There is probably no better time to be in a place, any place, than to drop by when there's a tragedy. I'm in the banaue hotel now, and half of the staff is watching the tv. To watch the 6 o clock news (that's no longer at exactly 6) report on the disappearance, appearance, life, death, body (living), body (dead) of Julia Campbell. To watch themselves, really. Because for once, and rarely, are the rice-fields (terraces pala), they call home, they see outside their windows, finally finally seen on tv too. It's funny how we pretend we're interested in the world, when we're really just interested in ourselves. (Or a sensitivity to what and who are NOT us which is really just masking (to no one's fault I believe)of a sensitivity to ourselves).
to Ms. Airam:
sick sick sick sick sick. And my grades aren't done yet. And in between papers, I get small asthma attacks. Or is that panic setting in. Basta, gi-sapot ko. And even if I did get to go to the souther part of cebu for bisita iglesia, i have not officially gone into summer vacation mode. And I just want to rant.

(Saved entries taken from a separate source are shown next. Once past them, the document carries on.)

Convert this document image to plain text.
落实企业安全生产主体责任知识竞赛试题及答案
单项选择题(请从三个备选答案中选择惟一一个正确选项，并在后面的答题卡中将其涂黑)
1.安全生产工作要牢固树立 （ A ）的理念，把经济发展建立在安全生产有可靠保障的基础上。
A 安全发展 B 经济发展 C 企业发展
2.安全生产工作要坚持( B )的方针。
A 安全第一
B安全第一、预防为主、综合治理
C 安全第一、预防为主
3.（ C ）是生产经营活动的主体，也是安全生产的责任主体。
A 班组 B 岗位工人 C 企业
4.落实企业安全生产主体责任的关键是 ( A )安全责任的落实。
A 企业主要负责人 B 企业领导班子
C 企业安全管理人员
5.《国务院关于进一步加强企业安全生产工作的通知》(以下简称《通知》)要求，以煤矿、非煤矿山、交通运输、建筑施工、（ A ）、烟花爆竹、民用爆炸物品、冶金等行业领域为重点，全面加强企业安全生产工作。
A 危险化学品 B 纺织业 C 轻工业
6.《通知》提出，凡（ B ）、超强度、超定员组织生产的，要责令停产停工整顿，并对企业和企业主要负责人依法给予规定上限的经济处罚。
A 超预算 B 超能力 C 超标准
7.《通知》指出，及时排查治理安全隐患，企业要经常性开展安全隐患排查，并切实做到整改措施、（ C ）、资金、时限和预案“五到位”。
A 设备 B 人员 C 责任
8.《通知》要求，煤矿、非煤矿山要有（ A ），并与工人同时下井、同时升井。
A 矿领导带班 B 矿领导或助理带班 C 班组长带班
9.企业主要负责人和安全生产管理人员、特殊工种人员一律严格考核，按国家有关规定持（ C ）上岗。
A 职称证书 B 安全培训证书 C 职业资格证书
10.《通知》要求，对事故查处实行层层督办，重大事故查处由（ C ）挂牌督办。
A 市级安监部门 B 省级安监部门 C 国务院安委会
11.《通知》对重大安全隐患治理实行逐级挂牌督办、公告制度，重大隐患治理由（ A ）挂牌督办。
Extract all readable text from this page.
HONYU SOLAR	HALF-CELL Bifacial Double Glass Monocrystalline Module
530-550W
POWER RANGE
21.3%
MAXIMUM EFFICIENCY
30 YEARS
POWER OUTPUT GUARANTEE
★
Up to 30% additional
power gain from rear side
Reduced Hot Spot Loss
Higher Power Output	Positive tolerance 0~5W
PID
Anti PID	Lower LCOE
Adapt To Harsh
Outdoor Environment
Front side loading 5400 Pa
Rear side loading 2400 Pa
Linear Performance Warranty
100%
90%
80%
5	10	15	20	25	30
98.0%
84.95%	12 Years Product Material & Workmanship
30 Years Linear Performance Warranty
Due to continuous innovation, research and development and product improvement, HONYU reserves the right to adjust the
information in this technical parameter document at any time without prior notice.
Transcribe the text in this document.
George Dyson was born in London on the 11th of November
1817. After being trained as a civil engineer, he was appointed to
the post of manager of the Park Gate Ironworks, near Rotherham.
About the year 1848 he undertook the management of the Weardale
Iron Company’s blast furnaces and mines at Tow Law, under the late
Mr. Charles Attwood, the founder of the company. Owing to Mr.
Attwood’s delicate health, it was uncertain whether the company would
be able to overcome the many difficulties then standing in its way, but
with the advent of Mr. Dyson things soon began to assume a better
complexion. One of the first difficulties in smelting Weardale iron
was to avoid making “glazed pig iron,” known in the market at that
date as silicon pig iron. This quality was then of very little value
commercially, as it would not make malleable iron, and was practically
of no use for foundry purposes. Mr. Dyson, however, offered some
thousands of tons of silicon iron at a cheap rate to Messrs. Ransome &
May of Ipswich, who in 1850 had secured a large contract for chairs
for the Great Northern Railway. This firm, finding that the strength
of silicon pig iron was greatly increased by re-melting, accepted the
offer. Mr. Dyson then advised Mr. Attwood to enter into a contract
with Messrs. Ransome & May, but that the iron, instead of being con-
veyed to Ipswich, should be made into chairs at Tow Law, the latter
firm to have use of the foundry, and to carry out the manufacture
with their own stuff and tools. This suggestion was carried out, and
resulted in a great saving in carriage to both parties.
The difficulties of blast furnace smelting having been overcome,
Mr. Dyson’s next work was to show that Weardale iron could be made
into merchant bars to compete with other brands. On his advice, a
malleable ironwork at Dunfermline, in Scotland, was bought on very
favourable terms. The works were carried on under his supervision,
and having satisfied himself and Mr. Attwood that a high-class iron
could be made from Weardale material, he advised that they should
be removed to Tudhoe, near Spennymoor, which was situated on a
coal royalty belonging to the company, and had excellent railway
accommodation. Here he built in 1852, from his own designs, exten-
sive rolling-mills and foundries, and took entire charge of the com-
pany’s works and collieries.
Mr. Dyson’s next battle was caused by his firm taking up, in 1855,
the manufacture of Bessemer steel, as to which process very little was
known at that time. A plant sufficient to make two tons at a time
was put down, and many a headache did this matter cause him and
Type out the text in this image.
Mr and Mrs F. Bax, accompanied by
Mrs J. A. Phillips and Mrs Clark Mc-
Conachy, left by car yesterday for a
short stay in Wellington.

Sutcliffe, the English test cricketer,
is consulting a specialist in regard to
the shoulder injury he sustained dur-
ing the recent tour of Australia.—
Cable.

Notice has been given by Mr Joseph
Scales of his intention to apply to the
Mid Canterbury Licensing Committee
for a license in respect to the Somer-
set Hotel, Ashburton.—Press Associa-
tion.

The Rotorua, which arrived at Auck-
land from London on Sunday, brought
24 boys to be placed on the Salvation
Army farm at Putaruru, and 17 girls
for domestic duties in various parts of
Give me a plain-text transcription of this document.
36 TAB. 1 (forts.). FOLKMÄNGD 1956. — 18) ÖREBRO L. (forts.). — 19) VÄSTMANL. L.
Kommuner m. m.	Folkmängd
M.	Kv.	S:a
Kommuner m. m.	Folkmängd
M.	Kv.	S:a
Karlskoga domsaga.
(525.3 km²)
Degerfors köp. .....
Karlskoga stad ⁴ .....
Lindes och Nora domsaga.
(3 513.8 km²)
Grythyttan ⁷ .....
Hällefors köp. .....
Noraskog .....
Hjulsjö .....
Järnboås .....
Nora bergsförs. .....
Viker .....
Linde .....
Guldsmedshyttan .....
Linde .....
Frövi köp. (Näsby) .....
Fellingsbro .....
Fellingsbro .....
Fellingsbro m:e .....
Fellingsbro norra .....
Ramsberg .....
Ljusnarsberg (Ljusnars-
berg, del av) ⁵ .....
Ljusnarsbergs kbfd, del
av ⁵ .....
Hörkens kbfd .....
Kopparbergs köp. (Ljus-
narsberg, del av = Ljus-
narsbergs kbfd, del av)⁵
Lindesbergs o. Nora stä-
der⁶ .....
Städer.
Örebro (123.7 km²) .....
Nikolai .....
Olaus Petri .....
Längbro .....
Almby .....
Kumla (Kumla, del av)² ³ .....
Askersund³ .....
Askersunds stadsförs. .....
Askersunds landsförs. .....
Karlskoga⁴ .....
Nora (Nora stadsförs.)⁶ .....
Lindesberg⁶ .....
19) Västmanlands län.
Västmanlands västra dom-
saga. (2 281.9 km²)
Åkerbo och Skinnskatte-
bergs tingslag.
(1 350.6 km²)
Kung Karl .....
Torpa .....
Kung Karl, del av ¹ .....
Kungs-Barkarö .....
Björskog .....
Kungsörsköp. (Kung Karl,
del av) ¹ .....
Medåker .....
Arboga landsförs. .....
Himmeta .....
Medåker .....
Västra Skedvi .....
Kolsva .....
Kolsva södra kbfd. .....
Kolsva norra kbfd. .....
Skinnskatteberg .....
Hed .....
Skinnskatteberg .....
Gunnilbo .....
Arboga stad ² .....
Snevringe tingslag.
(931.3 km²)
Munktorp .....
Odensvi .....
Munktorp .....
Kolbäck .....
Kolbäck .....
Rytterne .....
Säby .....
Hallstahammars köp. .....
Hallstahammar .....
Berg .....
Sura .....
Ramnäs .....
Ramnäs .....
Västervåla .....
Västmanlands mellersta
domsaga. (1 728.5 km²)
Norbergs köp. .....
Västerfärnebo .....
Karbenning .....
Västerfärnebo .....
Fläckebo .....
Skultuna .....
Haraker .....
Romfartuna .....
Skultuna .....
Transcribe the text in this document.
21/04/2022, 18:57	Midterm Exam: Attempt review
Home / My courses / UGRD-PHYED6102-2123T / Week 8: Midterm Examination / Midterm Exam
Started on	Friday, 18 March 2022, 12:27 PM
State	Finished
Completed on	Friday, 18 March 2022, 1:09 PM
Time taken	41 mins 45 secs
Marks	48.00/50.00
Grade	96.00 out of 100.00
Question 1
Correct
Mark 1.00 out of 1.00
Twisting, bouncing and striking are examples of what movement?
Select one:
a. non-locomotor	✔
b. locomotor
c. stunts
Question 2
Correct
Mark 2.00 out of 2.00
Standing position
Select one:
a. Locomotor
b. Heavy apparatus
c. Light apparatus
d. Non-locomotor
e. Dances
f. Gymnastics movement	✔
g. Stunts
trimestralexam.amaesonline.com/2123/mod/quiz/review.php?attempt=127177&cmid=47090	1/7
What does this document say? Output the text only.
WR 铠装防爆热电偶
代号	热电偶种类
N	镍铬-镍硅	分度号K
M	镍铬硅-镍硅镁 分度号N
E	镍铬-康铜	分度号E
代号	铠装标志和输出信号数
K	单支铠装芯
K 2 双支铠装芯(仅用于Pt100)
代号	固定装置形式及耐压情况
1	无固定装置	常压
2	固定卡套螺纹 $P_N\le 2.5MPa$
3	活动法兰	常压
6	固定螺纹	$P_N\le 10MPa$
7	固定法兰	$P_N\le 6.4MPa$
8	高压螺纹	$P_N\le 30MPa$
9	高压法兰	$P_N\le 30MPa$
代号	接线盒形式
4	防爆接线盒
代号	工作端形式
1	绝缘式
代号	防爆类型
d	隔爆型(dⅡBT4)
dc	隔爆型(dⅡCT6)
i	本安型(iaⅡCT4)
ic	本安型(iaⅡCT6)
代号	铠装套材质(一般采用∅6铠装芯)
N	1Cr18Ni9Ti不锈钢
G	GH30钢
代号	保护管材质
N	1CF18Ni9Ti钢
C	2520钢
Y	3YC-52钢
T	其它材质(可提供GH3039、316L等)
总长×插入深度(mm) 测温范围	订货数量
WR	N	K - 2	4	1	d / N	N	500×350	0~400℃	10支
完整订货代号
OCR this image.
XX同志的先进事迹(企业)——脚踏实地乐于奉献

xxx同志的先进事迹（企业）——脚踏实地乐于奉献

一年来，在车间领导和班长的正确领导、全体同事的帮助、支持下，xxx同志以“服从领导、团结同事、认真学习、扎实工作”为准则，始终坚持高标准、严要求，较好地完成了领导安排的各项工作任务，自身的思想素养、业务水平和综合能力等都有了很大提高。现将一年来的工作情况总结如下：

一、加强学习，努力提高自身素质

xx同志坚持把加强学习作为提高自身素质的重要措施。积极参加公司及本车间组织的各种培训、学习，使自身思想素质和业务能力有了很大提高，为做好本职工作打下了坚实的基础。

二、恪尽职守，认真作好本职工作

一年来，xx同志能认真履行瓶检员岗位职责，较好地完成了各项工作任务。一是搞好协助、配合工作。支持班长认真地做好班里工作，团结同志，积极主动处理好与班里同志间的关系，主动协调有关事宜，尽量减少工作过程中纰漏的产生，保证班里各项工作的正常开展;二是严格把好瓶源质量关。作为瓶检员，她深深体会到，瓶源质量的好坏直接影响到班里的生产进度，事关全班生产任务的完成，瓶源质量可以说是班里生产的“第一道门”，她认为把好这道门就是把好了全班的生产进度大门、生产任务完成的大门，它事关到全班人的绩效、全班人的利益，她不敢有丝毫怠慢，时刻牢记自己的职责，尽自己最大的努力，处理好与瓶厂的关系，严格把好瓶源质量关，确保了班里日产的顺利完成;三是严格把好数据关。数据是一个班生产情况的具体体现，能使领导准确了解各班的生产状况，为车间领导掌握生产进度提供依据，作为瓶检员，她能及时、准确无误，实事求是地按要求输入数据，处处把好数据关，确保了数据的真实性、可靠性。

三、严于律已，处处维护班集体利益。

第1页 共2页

Amen.
That's it. I've finally come to realize that I've always been at the wrong party. Always. I stumble into the wrong door, and I'm the uninvited guest, the ex everyone's talking about, the illegal alien whose papers are lost, or confiscated, or are questionable to begin with. I share the table wtih people who I think are friends, but they turn out to be strangers. One wrong move, one wrong name, and I'm embarrassed. I've made a mistake bringing my wife with me in a ball gown to a beach party. And it's all my fault for forgetting to check the invitation. What am I to do? The sand is getting into her shoes. The sun shines brightest on a spot on my arm. I find my place at the edge of the city, at the door of happiness, where I can see, where I can see the rest of the world congealing into a shape I have no name for. I wish you well. I find myself wanting to hold your hand.